The IL-6 family cytokines include pro-inflammatory cytokines IL-6, LIF, CNTF, oncostatin M, and cardiotropin-1, and anti-inflammatory cytokine IL-11. Previous studies demonstrate that pro-inflammatory IL-6 family members induces LV hypertrophy, dilation, dysfunction, and fibrosis,[4-6, 11-14] but anti-inflammatory cytokine IL-11 protects cardiac myocytes from ischemia/reperfusion injury[23] and decreases cardiac fibrosis and apoptosis after myocardial infarction.[24] Glycoprotein gp130 is a common signal transducing component for receptors for all IL-6 family members, and transduces signals from these cytokines to JAK-STAT3 signaling pathway. The inability of IL-6 deletion to attenuate LV remodeling and dysfunction after pressure overload may be due to the compensatory effects of other IL-6 family members. Indeed, deletion of IL-6 had no effect on cardiac STAT3 phosphorylation either before or after pressure overload (Figure 4C, 4D). Moreover, IL-6 deletion inhibited pressure overload-increased cardiac IL-11 mRNA content and circulating IL-11 level (Figure 4F, 4H), but did no affect expression of other IL-6 family members. Therefore, attenuated content of IL-11 appears to be a compensatory mechanism for IL-6 deletion in pressure overloaded hearts.

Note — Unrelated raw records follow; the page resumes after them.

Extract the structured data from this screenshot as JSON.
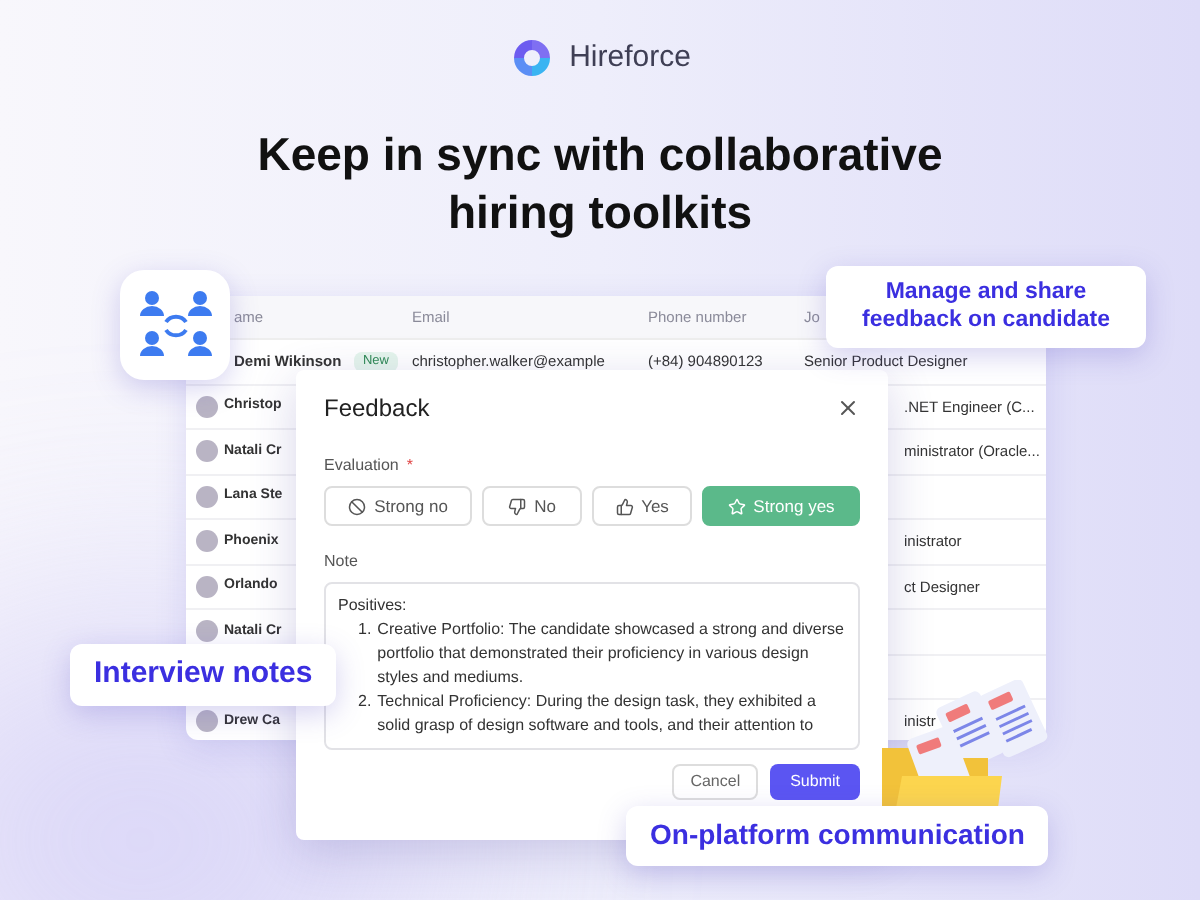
{
  "brand": {
    "name": "Hireforce"
  },
  "headline": "Keep in sync with collaborative hiring toolkits",
  "table": {
    "columns": [
      "ame",
      "Email",
      "Phone number",
      "Jo"
    ],
    "rows": [
      {
        "name": "Demi Wikinson",
        "badge": "New",
        "email": "christopher.walker@example",
        "phone": "(+84) 904890123",
        "job": "Senior Product Designer"
      },
      {
        "name": "Christop",
        "job": ".NET Engineer (C..."
      },
      {
        "name": "Natali Cr",
        "job": "ministrator (Oracle..."
      },
      {
        "name": "Lana Ste"
      },
      {
        "name": "Phoenix",
        "job": "inistrator"
      },
      {
        "name": "Orlando",
        "job": "ct Designer"
      },
      {
        "name": "Natali Cr"
      },
      {},
      {
        "name": "Drew Ca",
        "job": "inistr"
      }
    ]
  },
  "modal": {
    "title": "Feedback",
    "evaluation_label": "Evaluation",
    "required_mark": "*",
    "options": [
      {
        "kind": "ban",
        "label": "Strong no",
        "selected": false
      },
      {
        "kind": "thumbs-down",
        "label": "No",
        "selected": false
      },
      {
        "kind": "thumbs-up",
        "label": "Yes",
        "selected": false
      },
      {
        "kind": "star",
        "label": "Strong yes",
        "selected": true
      }
    ],
    "note_label": "Note",
    "note_heading": "Positives:",
    "note_items": [
      {
        "number": "1.",
        "text": "Creative Portfolio: The candidate showcased a strong and diverse portfolio that demonstrated their proficiency in various design styles and mediums."
      },
      {
        "number": "2.",
        "text": "Technical Proficiency: During the design task, they exhibited a solid grasp of design software and tools, and their attention to"
      }
    ],
    "buttons": [
      "Cancel",
      "Submit"
    ]
  },
  "callouts": [
    "Manage and share feedback on candidate",
    "Interview notes",
    "On-platform communication"
  ]
}
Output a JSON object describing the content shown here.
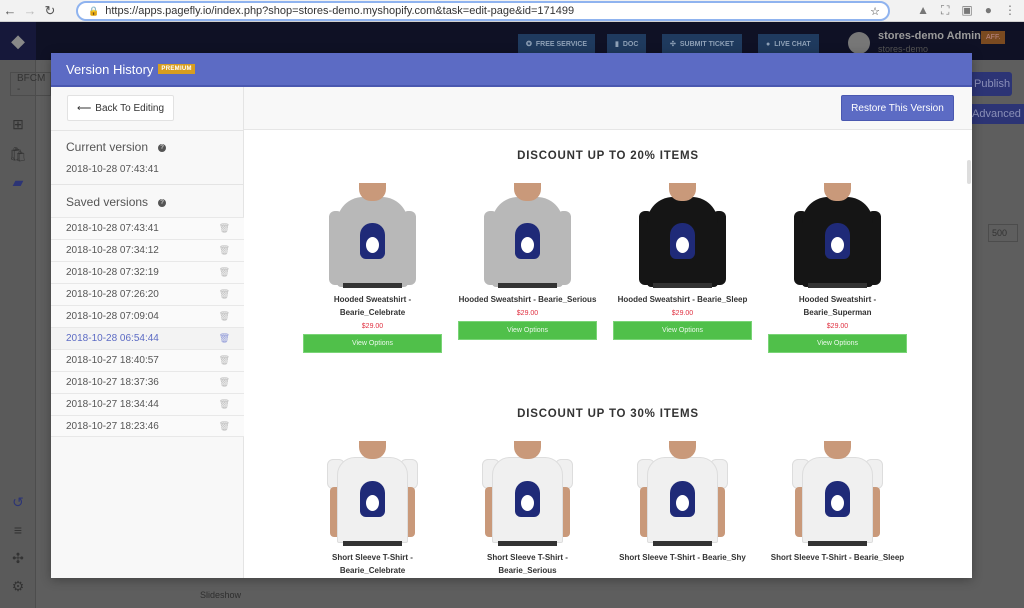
{
  "browser": {
    "url": "https://apps.pagefly.io/index.php?shop=stores-demo.myshopify.com&task=edit-page&id=171499"
  },
  "appbar": {
    "buttons": [
      "FREE SERVICE",
      "DOC",
      "SUBMIT TICKET",
      "LIVE CHAT"
    ],
    "user_name": "stores-demo Admin",
    "user_sub": "stores-demo",
    "badge": "AFF."
  },
  "background": {
    "page_select": "BFCM -",
    "publish": "Publish",
    "advanced": "Advanced",
    "slideshow": "Slideshow",
    "number_field": "500"
  },
  "modal": {
    "title": "Version History",
    "badge": "PREMIUM",
    "back_label": "Back To Editing",
    "restore_label": "Restore This Version",
    "current_heading": "Current version",
    "current_value": "2018-10-28 07:43:41",
    "saved_heading": "Saved versions",
    "versions": [
      "2018-10-28 07:43:41",
      "2018-10-28 07:34:12",
      "2018-10-28 07:32:19",
      "2018-10-28 07:26:20",
      "2018-10-28 07:09:04",
      "2018-10-28 06:54:44",
      "2018-10-27 18:40:57",
      "2018-10-27 18:37:36",
      "2018-10-27 18:34:44",
      "2018-10-27 18:23:46"
    ],
    "active_version": "2018-10-28 06:54:44"
  },
  "preview": {
    "sections": [
      {
        "title": "DISCOUNT UP TO 20% ITEMS",
        "products": [
          {
            "name": "Hooded Sweatshirt - Bearie_Celebrate",
            "price": "$29.00",
            "button": "View Options",
            "type": "hoodie",
            "color": "#b8b8b8"
          },
          {
            "name": "Hooded Sweatshirt - Bearie_Serious",
            "price": "$29.00",
            "button": "View Options",
            "type": "hoodie",
            "color": "#b8b8b8"
          },
          {
            "name": "Hooded Sweatshirt - Bearie_Sleep",
            "price": "$29.00",
            "button": "View Options",
            "type": "hoodie",
            "color": "#151515"
          },
          {
            "name": "Hooded Sweatshirt - Bearie_Superman",
            "price": "$29.00",
            "button": "View Options",
            "type": "hoodie",
            "color": "#151515"
          }
        ]
      },
      {
        "title": "DISCOUNT UP TO 30% ITEMS",
        "products": [
          {
            "name": "Short Sleeve T-Shirt - Bearie_Celebrate",
            "type": "tee",
            "color": "#f0f0f0"
          },
          {
            "name": "Short Sleeve T-Shirt - Bearie_Serious",
            "type": "tee",
            "color": "#f0f0f0"
          },
          {
            "name": "Short Sleeve T-Shirt - Bearie_Shy",
            "type": "tee",
            "color": "#f0f0f0"
          },
          {
            "name": "Short Sleeve T-Shirt - Bearie_Sleep",
            "type": "tee",
            "color": "#f0f0f0"
          }
        ]
      }
    ]
  },
  "colors": {
    "accent": "#5c6bc4",
    "premium": "#d79d20",
    "button_green": "#50c04a",
    "price": "#e03040"
  }
}
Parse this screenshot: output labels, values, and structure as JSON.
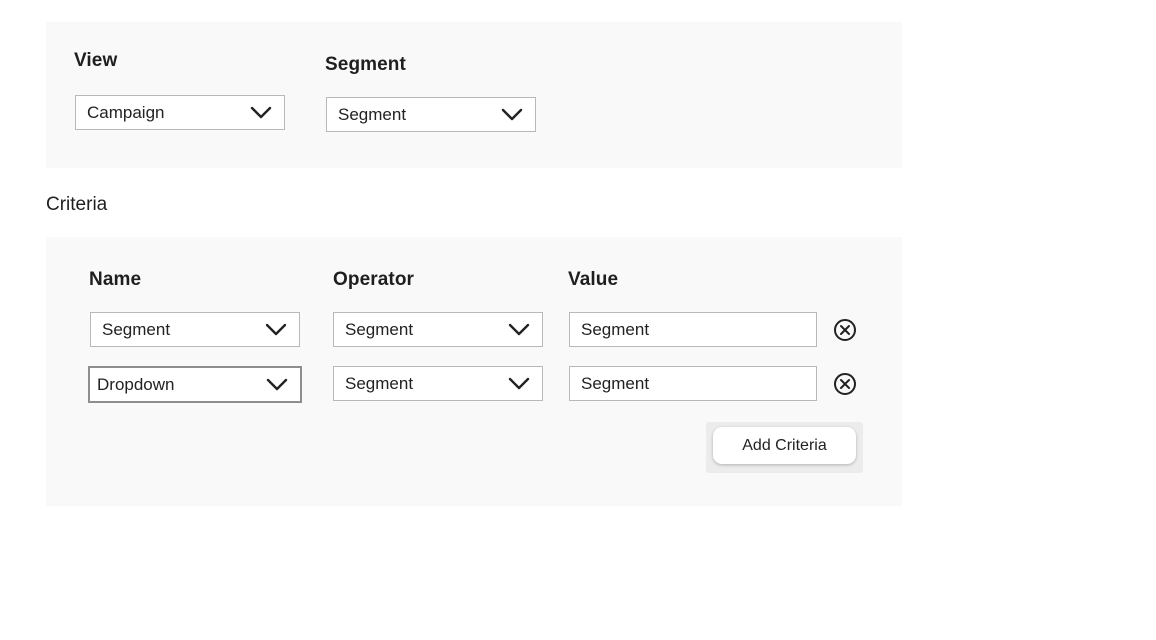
{
  "view_section": {
    "view_label": "View",
    "view_value": "Campaign",
    "segment_label": "Segment",
    "segment_value": "Segment"
  },
  "criteria": {
    "heading": "Criteria",
    "columns": {
      "name": "Name",
      "operator": "Operator",
      "value": "Value"
    },
    "rows": [
      {
        "name": "Segment",
        "operator": "Segment",
        "value": "Segment"
      },
      {
        "name": "Dropdown",
        "operator": "Segment",
        "value": "Segment"
      }
    ],
    "add_button_label": "Add Criteria"
  },
  "icons": {
    "dropdown": "chevron-down-icon",
    "remove": "close-circle-icon"
  },
  "colors": {
    "panel_bg": "#f9f9f9",
    "border": "#b8b8b8",
    "text": "#1f1f1f"
  }
}
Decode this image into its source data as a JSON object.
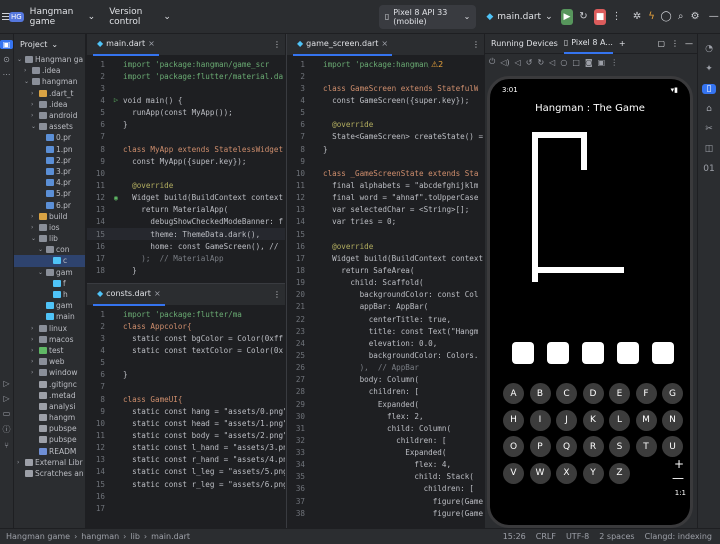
{
  "titlebar": {
    "project_badge": "HG",
    "project_name": "Hangman game",
    "vcs": "Version control",
    "device": "Pixel 8 API 33 (mobile)",
    "run_config": "main.dart"
  },
  "project_panel": {
    "title": "Project",
    "tree": [
      {
        "label": "Hangman ga",
        "indent": 0,
        "kind": "folder",
        "expanded": true
      },
      {
        "label": ".idea",
        "indent": 1,
        "kind": "folder"
      },
      {
        "label": "hangman",
        "indent": 1,
        "kind": "folder",
        "expanded": true
      },
      {
        "label": ".dart_t",
        "indent": 2,
        "kind": "folder-orange"
      },
      {
        "label": ".idea",
        "indent": 2,
        "kind": "folder"
      },
      {
        "label": "android",
        "indent": 2,
        "kind": "folder"
      },
      {
        "label": "assets",
        "indent": 2,
        "kind": "folder",
        "expanded": true
      },
      {
        "label": "0.pr",
        "indent": 3,
        "kind": "img"
      },
      {
        "label": "1.pn",
        "indent": 3,
        "kind": "img"
      },
      {
        "label": "2.pr",
        "indent": 3,
        "kind": "img"
      },
      {
        "label": "3.pr",
        "indent": 3,
        "kind": "img"
      },
      {
        "label": "4.pr",
        "indent": 3,
        "kind": "img"
      },
      {
        "label": "5.pr",
        "indent": 3,
        "kind": "img"
      },
      {
        "label": "6.pr",
        "indent": 3,
        "kind": "img"
      },
      {
        "label": "build",
        "indent": 2,
        "kind": "folder-orange"
      },
      {
        "label": "ios",
        "indent": 2,
        "kind": "folder"
      },
      {
        "label": "lib",
        "indent": 2,
        "kind": "folder",
        "expanded": true
      },
      {
        "label": "con",
        "indent": 3,
        "kind": "folder",
        "expanded": true
      },
      {
        "label": "c",
        "indent": 4,
        "kind": "dart",
        "selected": true
      },
      {
        "label": "gam",
        "indent": 3,
        "kind": "folder",
        "expanded": true
      },
      {
        "label": "f",
        "indent": 4,
        "kind": "dart"
      },
      {
        "label": "h",
        "indent": 4,
        "kind": "dart"
      },
      {
        "label": "gam",
        "indent": 3,
        "kind": "dart"
      },
      {
        "label": "main",
        "indent": 3,
        "kind": "dart"
      },
      {
        "label": "linux",
        "indent": 2,
        "kind": "folder"
      },
      {
        "label": "macos",
        "indent": 2,
        "kind": "folder"
      },
      {
        "label": "test",
        "indent": 2,
        "kind": "folder-green"
      },
      {
        "label": "web",
        "indent": 2,
        "kind": "folder"
      },
      {
        "label": "window",
        "indent": 2,
        "kind": "folder"
      },
      {
        "label": ".gitignc",
        "indent": 2,
        "kind": "file"
      },
      {
        "label": ".metad",
        "indent": 2,
        "kind": "file"
      },
      {
        "label": "analysi",
        "indent": 2,
        "kind": "file"
      },
      {
        "label": "hangm",
        "indent": 2,
        "kind": "file"
      },
      {
        "label": "pubspe",
        "indent": 2,
        "kind": "file"
      },
      {
        "label": "pubspe",
        "indent": 2,
        "kind": "file"
      },
      {
        "label": "READM",
        "indent": 2,
        "kind": "md"
      },
      {
        "label": "External Libr",
        "indent": 0,
        "kind": "lib"
      },
      {
        "label": "Scratches an",
        "indent": 0,
        "kind": "scratch"
      }
    ]
  },
  "main_editor": {
    "tab": "main.dart",
    "lines": [
      {
        "n": "1",
        "t": "import 'package:hangman/game_scr",
        "c": "st"
      },
      {
        "n": "2",
        "t": "import 'package:flutter/material.da",
        "c": "st"
      },
      {
        "n": "3",
        "t": "",
        "c": "cl"
      },
      {
        "n": "4",
        "t": "void main() {",
        "c": "cl",
        "g": "▷"
      },
      {
        "n": "5",
        "t": "  runApp(const MyApp());",
        "c": "cl"
      },
      {
        "n": "6",
        "t": "}",
        "c": "cl"
      },
      {
        "n": "7",
        "t": "",
        "c": "cl"
      },
      {
        "n": "8",
        "t": "class MyApp extends StatelessWidget",
        "c": "kw"
      },
      {
        "n": "9",
        "t": "  const MyApp({super.key});",
        "c": "cl"
      },
      {
        "n": "10",
        "t": "",
        "c": "cl"
      },
      {
        "n": "11",
        "t": "  @override",
        "c": "an"
      },
      {
        "n": "12",
        "t": "  Widget build(BuildContext context",
        "c": "cl",
        "g": "◉"
      },
      {
        "n": "13",
        "t": "    return MaterialApp(",
        "c": "cl"
      },
      {
        "n": "14",
        "t": "      debugShowCheckedModeBanner: f",
        "c": "cl"
      },
      {
        "n": "15",
        "t": "      theme: ThemeData.dark(),",
        "c": "cl"
      },
      {
        "n": "16",
        "t": "      home: const GameScreen(), //",
        "c": "cl"
      },
      {
        "n": "17",
        "t": "    );  // MaterialApp",
        "c": "cm"
      },
      {
        "n": "18",
        "t": "  }",
        "c": "cl"
      }
    ]
  },
  "consts_editor": {
    "tab": "consts.dart",
    "lines": [
      {
        "n": "1",
        "t": "import 'package:flutter/ma",
        "c": "st"
      },
      {
        "n": "2",
        "t": "class Appcolor{",
        "c": "kw"
      },
      {
        "n": "3",
        "t": "  static const bgColor = Color(0xff",
        "c": "cl"
      },
      {
        "n": "4",
        "t": "  static const textColor = Color(0x",
        "c": "cl"
      },
      {
        "n": "5",
        "t": "",
        "c": "cl"
      },
      {
        "n": "6",
        "t": "}",
        "c": "cl"
      },
      {
        "n": "7",
        "t": "",
        "c": "cl"
      },
      {
        "n": "8",
        "t": "class GameUI{",
        "c": "kw"
      },
      {
        "n": "9",
        "t": "  static const hang = \"assets/0.png\"",
        "c": "cl"
      },
      {
        "n": "10",
        "t": "  static const head = \"assets/1.png\"",
        "c": "cl"
      },
      {
        "n": "11",
        "t": "  static const body = \"assets/2.png\"",
        "c": "cl"
      },
      {
        "n": "12",
        "t": "  static const l_hand = \"assets/3.pn",
        "c": "cl"
      },
      {
        "n": "13",
        "t": "  static const r_hand = \"assets/4.pn",
        "c": "cl"
      },
      {
        "n": "14",
        "t": "  static const l_leg = \"assets/5.png",
        "c": "cl"
      },
      {
        "n": "15",
        "t": "  static const r_leg = \"assets/6.png",
        "c": "cl"
      },
      {
        "n": "16",
        "t": "",
        "c": "cl"
      },
      {
        "n": "17",
        "t": "",
        "c": "cl"
      }
    ]
  },
  "game_editor": {
    "tab": "game_screen.dart",
    "problems": "⚠2",
    "lines": [
      {
        "n": "1",
        "t": "import 'package:hangman/co",
        "c": "st"
      },
      {
        "n": "2",
        "t": "",
        "c": "cl"
      },
      {
        "n": "3",
        "t": "class GameScreen extends StatefulW",
        "c": "kw"
      },
      {
        "n": "4",
        "t": "  const GameScreen({super.key});",
        "c": "cl"
      },
      {
        "n": "5",
        "t": "",
        "c": "cl"
      },
      {
        "n": "6",
        "t": "  @override",
        "c": "an"
      },
      {
        "n": "7",
        "t": "  State<GameScreen> createState() =",
        "c": "cl"
      },
      {
        "n": "8",
        "t": "}",
        "c": "cl"
      },
      {
        "n": "9",
        "t": "",
        "c": "cl"
      },
      {
        "n": "10",
        "t": "class _GameScreenState extends Sta",
        "c": "kw"
      },
      {
        "n": "11",
        "t": "  final alphabets = \"abcdefghijklm",
        "c": "cl"
      },
      {
        "n": "12",
        "t": "  final word = \"ahnaf\".toUpperCase",
        "c": "cl"
      },
      {
        "n": "13",
        "t": "  var selectedChar = <String>[];",
        "c": "cl"
      },
      {
        "n": "14",
        "t": "  var tries = 0;",
        "c": "cl"
      },
      {
        "n": "15",
        "t": "",
        "c": "cl"
      },
      {
        "n": "16",
        "t": "  @override",
        "c": "an"
      },
      {
        "n": "17",
        "t": "  Widget build(BuildContext context",
        "c": "cl"
      },
      {
        "n": "18",
        "t": "    return SafeArea(",
        "c": "cl"
      },
      {
        "n": "19",
        "t": "      child: Scaffold(",
        "c": "cl"
      },
      {
        "n": "20",
        "t": "        backgroundColor: const Col",
        "c": "cl"
      },
      {
        "n": "21",
        "t": "        appBar: AppBar(",
        "c": "cl"
      },
      {
        "n": "22",
        "t": "          centerTitle: true,",
        "c": "cl"
      },
      {
        "n": "23",
        "t": "          title: const Text(\"Hangm",
        "c": "cl"
      },
      {
        "n": "24",
        "t": "          elevation: 0.0,",
        "c": "cl"
      },
      {
        "n": "25",
        "t": "          backgroundColor: Colors.",
        "c": "cl"
      },
      {
        "n": "26",
        "t": "        ),  // AppBar",
        "c": "cm"
      },
      {
        "n": "27",
        "t": "        body: Column(",
        "c": "cl"
      },
      {
        "n": "28",
        "t": "          children: [",
        "c": "cl"
      },
      {
        "n": "29",
        "t": "            Expanded(",
        "c": "cl"
      },
      {
        "n": "30",
        "t": "              flex: 2,",
        "c": "cl"
      },
      {
        "n": "31",
        "t": "              child: Column(",
        "c": "cl"
      },
      {
        "n": "32",
        "t": "                children: [",
        "c": "cl"
      },
      {
        "n": "33",
        "t": "                  Expanded(",
        "c": "cl"
      },
      {
        "n": "34",
        "t": "                    flex: 4,",
        "c": "cl"
      },
      {
        "n": "35",
        "t": "                    child: Stack(",
        "c": "cl"
      },
      {
        "n": "36",
        "t": "                      children: [",
        "c": "cl"
      },
      {
        "n": "37",
        "t": "                        figure(Game",
        "c": "cl"
      },
      {
        "n": "38",
        "t": "                        figure(Game",
        "c": "cl"
      }
    ]
  },
  "running_devices": {
    "title": "Running Devices",
    "device_tab": "Pixel 8 A...",
    "phone": {
      "time": "3:01",
      "app_title": "Hangman : The Game",
      "blanks": 5,
      "keys": [
        "A",
        "B",
        "C",
        "D",
        "E",
        "F",
        "G",
        "H",
        "I",
        "J",
        "K",
        "L",
        "M",
        "N",
        "O",
        "P",
        "Q",
        "R",
        "S",
        "T",
        "U",
        "V",
        "W",
        "X",
        "Y",
        "Z"
      ]
    },
    "zoom": "1:1"
  },
  "statusbar": {
    "breadcrumbs": [
      "Hangman game",
      "hangman",
      "lib",
      "main.dart"
    ],
    "position": "15:26",
    "line_ending": "CRLF",
    "encoding": "UTF-8",
    "indent": "2 spaces",
    "indexing": "Clangd: indexing"
  },
  "colors": {
    "accent": "#3574f0",
    "run_green": "#57965c",
    "stop_red": "#db5c5c"
  }
}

In addition to pressure overload, myocardial infarction is another major risk factor for congestive heart failure. Although IL-6 reduces apoptosis[25] and is important for ischemic preconditioning,[26] chronic elevation of IL-6 is associated with LV dilation and dysfunction.[17, 27, 28] LV samples from the infarct border zone show elevated levels of IL-6,[29] which correlates with LV size after myocardial infarction.[30] Interestingly, IL-6 deletion did not prevent or worsen LV dysfunction and adverse remodeling in myocardial infarcted hearts.[31] These results, together with our findings in the current study, demonstrate that IL-6 expression is not required for LV hypertrophy, dilation, and dysfunction in pathologically stressed hearts, although chronic elevation of IL-6 is sufficient to induce LV remodeling and dysfunction.

In conclusion, IL-6 deletion does not block LV remodeling and dysfunction in pressure-overloaded hearts. These data suggest that limiting availability of IL-6 alone (such as with immunodepletion with IL-6 antibody) is not sufficient to attenuate LV remodeling and dysfunction in failing hearts.